From an application point of view, this work provides a theoretical foundation and improved performance guarantees for sequential learning tools for identifying support networks from sparse candidates in multiple learning problems, such as in multi-task learning (MTL), auxiliary task learning (ATL), federated learning (FL), and in multi-agent systems (MAS).
中文标题/摘要
标题:半重叠多臂赌博机最佳臂识别在序列支持网络学习中的应用
许多现代AI和ML问题需要通过共享但不对称、计算密集的过程来评估合作伙伴的贡献,并同时选择最有利的候选人。这些问题的序列方法可以统一在一个新的框架下,即序列支持网络学习(SSNL),其目标是通过试验选择所有参与者中最有利的合作伙伴候选集;即学习一个代表最佳贡献的有向图。我们证明了一种新的纯探索模型,即半重叠多(多臂)赌博机(SOMMAB),其中单次评估由于其臂的结构重叠而为多个赌博机提供不同的反馈,可以用于从稀疏候选列表中高效地学习支持网络。
我们为SOMMAB开发了一种通用的GapE算法,并推导出新的指数误差界,改进了多赌博机最佳臂识别中已知的最佳常数。这些界线性地与重叠程度成比例,揭示了由于共享评估而产生的显著样本复杂度增益。

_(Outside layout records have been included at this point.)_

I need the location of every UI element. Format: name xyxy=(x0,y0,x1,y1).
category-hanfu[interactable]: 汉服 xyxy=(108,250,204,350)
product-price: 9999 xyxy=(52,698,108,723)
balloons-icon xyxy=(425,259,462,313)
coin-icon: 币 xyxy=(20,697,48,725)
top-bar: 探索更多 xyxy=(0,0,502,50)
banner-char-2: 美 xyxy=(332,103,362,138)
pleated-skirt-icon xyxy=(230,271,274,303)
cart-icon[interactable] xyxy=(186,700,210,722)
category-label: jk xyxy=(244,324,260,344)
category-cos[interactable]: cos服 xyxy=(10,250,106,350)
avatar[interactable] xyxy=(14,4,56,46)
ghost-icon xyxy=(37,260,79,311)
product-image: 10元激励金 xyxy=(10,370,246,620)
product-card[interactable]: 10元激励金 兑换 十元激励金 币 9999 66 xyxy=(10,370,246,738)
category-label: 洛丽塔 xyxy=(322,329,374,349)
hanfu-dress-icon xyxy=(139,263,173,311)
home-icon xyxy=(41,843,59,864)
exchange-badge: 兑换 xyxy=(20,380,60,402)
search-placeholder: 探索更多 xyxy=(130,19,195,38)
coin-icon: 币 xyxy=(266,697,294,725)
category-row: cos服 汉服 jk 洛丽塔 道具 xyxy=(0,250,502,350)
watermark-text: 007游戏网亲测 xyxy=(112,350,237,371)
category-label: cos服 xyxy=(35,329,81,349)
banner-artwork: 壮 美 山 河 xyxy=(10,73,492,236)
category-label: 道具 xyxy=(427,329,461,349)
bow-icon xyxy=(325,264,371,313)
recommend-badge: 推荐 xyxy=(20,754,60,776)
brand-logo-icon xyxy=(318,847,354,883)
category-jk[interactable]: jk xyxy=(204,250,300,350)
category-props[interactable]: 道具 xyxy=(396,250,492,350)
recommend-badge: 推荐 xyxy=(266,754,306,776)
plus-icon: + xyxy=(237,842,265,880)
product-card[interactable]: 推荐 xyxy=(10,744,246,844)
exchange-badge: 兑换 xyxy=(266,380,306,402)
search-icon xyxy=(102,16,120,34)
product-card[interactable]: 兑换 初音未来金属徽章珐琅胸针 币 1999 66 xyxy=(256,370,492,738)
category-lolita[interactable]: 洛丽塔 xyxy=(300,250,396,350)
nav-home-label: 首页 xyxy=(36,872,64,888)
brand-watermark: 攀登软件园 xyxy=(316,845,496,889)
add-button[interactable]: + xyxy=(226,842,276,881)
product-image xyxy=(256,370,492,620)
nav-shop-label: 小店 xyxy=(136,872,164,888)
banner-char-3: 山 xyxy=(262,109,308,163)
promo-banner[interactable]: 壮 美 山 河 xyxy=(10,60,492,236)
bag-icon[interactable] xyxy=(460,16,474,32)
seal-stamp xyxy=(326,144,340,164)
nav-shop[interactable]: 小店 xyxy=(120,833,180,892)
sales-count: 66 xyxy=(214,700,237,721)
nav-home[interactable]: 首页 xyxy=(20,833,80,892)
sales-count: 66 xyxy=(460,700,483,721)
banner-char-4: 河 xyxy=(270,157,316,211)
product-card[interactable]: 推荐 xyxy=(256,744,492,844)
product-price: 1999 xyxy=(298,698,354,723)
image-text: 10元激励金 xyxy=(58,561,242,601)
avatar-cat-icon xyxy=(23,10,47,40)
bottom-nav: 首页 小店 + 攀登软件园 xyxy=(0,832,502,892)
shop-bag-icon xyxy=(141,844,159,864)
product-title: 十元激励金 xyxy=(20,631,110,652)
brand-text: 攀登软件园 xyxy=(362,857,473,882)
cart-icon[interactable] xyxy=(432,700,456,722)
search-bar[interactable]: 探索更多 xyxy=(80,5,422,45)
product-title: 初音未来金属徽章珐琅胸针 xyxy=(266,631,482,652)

从应用角度来看,这项工作为从稀疏候选者中识别支持网络的序列学习工具提供了理论基础和改进的性能保证,适用于多任务学习(MTL)、辅助任务学习(ATL)、联邦学习(FL)和多智能体系统(MAS)等多种学习问题。
Summary / 总结
The research aims to address the challenge of evaluating partners' contributions and selecting beneficial candidates in computationally intensive processes. It introduces a new framework called Sequential Support Network Learning (SSNL) and a model called semi-overlapping multi-(multi-armed) bandit (SOMMAB) to efficiently learn a support network from sparse candidate lists. The study develops a generalized GapE algorithm for SOMMAB and derives new error bounds, showing significant sample-complexity gains due to shared evaluations. This work provides theoretical foundations and improved performance guarantees for sequential learning tools in various applications like multi-task learning, auxiliary task learning, federated learning, and multi-agent systems.

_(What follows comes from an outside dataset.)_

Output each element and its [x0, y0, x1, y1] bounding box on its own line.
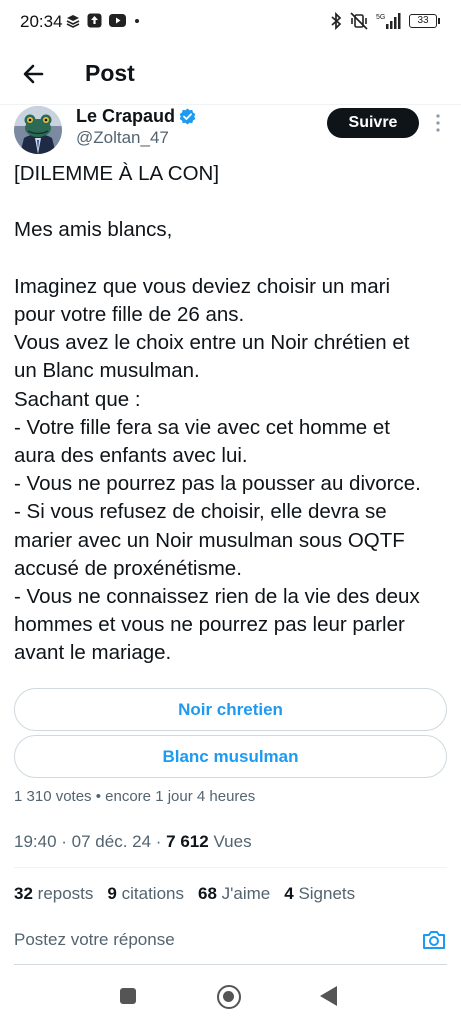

研究旨在解决在计算密集型过程中评估合作伙伴贡献和选择有益候选人的挑战。引入了一种新的框架,称为Sequential Support Network Learning (SSNL),以及一种新的模型,称为semi-overlapping multi-(multi-armed) bandit (SOMMAB),以高效地从稀疏候选列表中学习支持网络。研究开发了一种SOMMAB的通用GapE算法,并推导出新的误差界,显示由于共享评估而产生了显著的样本复杂度增益。这项工作为多任务学习、辅助任务学习、联邦学习和多智能体系统等不同应用中的序列学习工具提供了理论基础和改进的性能保证。